Golf can open the door to a great lifestyle giving you unique access to beautiful locations and golf clubs – many with restaurants and health clubs as well as the greens. There’s always fun and friendships available through the club and many have shops where you can pick up the latest golfing equipment and fashions.


Golf can be competitive and personal challenge: you can compete at club, county and national level. You can also play as part of a team or as a pair. Golf is a great alternative, or addition, to other sports such as hockey. With less wear and tear on your body than contact or high impact sports, it is a game you can play until you are much older.



Being new to the game, there are some things you need to know to help you become more familiar with the activity and its associated terms. We have put together some answers to frequently asked questions:

How far do you need to let the group in front of you go before teeing off?

When the group in front of you is no longer in range to be hit by a shot from everyone in your group, you may tee off.

How do we know when to take out the flag on the green and when to hold it?

If you’re the closest to the hole, you’re in charge of either removing the flagstick if everyone says they can see the hole or tending to the flagstick (which means pulling it from the hole as a putt comes closer to the hole) if they can’t clearly see the hole.

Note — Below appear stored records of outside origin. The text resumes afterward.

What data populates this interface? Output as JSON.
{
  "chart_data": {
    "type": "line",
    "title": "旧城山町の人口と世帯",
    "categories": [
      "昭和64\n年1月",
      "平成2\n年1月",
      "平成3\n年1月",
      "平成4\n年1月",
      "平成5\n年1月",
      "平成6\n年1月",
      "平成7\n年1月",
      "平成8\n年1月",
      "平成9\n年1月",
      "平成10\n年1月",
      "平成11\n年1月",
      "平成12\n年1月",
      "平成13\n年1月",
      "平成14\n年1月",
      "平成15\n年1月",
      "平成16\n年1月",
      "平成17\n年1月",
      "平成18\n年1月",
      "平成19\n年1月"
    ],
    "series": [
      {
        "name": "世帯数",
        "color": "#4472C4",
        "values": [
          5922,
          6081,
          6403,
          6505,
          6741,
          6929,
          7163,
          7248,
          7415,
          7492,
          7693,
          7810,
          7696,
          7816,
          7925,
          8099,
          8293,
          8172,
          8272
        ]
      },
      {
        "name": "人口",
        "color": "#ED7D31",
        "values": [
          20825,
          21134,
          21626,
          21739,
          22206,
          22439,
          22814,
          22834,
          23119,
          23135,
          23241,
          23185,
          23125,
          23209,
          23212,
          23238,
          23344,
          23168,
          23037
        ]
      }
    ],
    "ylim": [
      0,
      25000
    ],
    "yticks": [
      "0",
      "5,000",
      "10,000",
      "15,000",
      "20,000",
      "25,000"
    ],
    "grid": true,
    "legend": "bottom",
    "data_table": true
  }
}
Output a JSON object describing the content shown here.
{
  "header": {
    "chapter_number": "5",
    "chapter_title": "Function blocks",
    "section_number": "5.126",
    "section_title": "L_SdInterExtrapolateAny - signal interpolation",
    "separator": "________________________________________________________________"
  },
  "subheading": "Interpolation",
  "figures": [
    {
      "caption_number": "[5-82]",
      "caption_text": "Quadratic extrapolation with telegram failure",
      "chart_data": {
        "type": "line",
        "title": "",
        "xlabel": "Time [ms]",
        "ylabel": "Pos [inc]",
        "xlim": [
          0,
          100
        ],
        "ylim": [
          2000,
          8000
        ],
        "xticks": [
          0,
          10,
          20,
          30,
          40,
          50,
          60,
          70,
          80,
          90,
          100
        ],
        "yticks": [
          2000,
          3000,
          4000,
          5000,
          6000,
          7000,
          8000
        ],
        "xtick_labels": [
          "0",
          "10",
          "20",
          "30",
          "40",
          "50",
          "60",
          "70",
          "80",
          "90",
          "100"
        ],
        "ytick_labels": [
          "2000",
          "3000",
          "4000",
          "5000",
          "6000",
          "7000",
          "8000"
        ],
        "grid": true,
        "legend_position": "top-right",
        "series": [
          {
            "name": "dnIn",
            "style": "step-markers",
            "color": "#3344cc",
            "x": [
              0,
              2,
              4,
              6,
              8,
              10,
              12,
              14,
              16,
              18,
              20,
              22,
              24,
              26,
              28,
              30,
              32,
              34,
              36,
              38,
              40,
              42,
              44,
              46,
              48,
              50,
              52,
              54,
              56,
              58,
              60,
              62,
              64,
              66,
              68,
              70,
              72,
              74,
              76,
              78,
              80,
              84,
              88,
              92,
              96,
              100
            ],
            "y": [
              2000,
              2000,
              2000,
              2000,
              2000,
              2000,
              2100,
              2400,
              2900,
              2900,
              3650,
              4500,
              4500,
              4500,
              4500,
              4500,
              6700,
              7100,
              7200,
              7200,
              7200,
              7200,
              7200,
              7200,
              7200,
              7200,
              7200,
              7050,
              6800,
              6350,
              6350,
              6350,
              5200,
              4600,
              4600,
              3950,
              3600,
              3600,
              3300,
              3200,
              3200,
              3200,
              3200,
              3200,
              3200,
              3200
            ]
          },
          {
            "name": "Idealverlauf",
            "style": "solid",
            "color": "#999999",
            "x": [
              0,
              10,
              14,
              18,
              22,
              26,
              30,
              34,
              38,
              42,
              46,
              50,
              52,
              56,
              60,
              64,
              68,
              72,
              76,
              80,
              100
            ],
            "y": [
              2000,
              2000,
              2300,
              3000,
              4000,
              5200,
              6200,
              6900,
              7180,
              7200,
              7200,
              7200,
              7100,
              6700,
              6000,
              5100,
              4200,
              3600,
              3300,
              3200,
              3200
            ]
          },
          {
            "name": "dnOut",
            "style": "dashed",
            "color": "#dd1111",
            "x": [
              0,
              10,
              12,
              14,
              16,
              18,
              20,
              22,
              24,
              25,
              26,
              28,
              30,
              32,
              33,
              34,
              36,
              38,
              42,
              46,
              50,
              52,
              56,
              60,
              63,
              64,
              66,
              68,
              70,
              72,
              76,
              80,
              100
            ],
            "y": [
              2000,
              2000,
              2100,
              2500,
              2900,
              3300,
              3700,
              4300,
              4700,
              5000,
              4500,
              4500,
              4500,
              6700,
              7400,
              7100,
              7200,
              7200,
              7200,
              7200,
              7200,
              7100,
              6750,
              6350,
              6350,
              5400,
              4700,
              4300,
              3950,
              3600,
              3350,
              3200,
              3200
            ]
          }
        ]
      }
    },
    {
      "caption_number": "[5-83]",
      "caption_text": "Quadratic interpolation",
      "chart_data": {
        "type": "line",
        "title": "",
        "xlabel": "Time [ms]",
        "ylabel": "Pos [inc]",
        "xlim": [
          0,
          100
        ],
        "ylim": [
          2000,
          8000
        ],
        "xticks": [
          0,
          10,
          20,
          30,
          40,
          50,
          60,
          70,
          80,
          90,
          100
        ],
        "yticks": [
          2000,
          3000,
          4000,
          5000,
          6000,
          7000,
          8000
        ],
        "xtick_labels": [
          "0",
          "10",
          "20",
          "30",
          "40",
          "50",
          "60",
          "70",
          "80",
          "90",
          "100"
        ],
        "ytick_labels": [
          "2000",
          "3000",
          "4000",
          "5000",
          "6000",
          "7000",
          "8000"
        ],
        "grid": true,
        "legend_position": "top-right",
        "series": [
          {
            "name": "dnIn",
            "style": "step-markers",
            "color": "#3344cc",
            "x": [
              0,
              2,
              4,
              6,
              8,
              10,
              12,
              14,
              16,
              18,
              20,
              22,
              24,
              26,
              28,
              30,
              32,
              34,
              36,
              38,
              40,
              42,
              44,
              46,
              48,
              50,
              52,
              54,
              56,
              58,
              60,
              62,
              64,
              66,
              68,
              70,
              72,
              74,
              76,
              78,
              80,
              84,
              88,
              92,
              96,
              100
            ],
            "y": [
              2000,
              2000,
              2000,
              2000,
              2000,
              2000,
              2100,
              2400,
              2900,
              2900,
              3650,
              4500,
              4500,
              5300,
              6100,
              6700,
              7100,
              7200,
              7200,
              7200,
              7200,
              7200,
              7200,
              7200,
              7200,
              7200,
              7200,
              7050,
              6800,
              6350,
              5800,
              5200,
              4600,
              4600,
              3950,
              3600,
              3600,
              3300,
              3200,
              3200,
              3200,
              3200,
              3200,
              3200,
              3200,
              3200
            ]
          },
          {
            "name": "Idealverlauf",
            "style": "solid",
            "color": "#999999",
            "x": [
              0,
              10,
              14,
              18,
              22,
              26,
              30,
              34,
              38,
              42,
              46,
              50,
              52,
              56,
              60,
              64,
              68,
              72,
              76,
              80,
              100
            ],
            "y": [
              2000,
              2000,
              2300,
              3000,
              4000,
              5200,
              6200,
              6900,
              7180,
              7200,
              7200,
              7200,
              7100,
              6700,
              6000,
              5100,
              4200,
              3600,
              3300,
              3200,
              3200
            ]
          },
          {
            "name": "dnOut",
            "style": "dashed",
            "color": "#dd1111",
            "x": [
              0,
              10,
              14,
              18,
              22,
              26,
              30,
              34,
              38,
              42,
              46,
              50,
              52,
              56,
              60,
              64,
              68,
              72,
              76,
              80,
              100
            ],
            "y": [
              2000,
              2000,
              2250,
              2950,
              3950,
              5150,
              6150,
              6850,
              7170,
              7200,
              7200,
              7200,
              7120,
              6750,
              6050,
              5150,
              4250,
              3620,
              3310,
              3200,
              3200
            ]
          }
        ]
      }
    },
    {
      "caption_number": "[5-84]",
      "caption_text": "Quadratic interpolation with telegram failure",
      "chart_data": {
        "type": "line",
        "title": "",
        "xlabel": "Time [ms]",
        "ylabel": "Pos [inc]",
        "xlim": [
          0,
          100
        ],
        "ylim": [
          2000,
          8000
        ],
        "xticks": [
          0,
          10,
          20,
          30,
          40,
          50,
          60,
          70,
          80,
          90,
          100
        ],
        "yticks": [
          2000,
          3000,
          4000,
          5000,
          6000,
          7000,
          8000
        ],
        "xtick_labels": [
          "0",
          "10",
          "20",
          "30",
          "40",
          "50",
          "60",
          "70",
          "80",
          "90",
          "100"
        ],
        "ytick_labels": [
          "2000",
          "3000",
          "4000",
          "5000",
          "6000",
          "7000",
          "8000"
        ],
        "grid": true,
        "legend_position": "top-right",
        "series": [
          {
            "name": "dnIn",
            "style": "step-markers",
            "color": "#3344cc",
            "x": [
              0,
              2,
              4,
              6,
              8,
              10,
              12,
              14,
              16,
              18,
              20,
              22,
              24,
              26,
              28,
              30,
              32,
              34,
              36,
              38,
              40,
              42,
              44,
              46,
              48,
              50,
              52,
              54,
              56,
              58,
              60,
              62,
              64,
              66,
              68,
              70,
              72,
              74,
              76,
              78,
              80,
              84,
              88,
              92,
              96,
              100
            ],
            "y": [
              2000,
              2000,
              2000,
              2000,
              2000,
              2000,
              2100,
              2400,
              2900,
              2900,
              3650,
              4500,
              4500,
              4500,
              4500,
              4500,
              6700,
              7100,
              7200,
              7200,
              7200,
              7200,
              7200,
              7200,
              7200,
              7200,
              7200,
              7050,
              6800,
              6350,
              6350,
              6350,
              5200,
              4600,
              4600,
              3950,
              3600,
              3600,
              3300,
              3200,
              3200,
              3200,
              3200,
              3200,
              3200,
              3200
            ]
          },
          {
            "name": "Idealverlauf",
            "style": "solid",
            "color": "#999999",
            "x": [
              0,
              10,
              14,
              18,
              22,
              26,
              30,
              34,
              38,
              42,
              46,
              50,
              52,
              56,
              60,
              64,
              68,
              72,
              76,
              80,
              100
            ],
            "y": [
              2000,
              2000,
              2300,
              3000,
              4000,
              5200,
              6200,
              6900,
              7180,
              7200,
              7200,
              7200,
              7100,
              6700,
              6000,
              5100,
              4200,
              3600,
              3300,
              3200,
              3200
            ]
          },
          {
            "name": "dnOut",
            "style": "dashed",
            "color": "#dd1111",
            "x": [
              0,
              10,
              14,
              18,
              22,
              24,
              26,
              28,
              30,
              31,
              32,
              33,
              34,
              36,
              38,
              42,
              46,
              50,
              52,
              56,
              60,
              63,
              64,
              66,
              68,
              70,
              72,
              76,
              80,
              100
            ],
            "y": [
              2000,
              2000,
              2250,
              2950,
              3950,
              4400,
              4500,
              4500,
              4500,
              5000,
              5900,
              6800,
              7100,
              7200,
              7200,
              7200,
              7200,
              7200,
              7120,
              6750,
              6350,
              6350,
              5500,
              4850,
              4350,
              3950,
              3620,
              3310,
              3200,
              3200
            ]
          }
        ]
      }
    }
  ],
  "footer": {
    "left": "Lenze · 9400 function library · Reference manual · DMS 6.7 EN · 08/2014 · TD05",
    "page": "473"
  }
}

Remember to put the flagstick back in the hole when your group leaves the green.

How do we know when it’s our turn to hit the ball?

When teeing off it would typically be the person with the lowest score on the previous hole that would go first. If it is the first hole the person with the lowest handicap goes first.

For all other shots it is usually the person furthest away from the hole that hits first.

What do we do if we think the ball is going to hit someone?

You shout “Fore”.

Shouting “Fore” is a way of saying “watch out!”.  It is used when golfers hit shots astray that might possibly come close to another person on the golf course. A couple of things to know about this term: first, don’t wait – the moment you realise a ball has a remote chance of hitting another person, shout it out. That brings up the second point, which is, SHOUT IT OUT – it needs to be heard in the distance, among the noise of other players, the wind, etc.

What do the different clubs do?

You are allowed to carry as many as 14 clubs in your bag, but starting off you wont need nearly that many.   Clubs will vary in numbers and type.  A set of clubs is made up of woods, hybrids, irons, wedges and a putter.  Below outlines what the different types do and where they are used.

Woods – A wood can be made of wood or metal, has a large head and is used for shots requiring greater distance, usually from the teeing ground.  A set of woods usually starts with the driver and proceeds to the 3 and 5 wood.

Irons – An iron is a club that can be used to hit from the tee or from the fairway.  They are thin with grooved faces of varying lofts.

Wedge – A wedge is a type of iron.  This club has more loft than a 5 iron, therefore will travel a shorter distance but at a greater height.  A lofted club is used to play shots around the green.

Putter – A putter is used on the putting green with a special purpose – to roll the ball along the ground towards the hole; the only club that doesn’t get the ball airborne!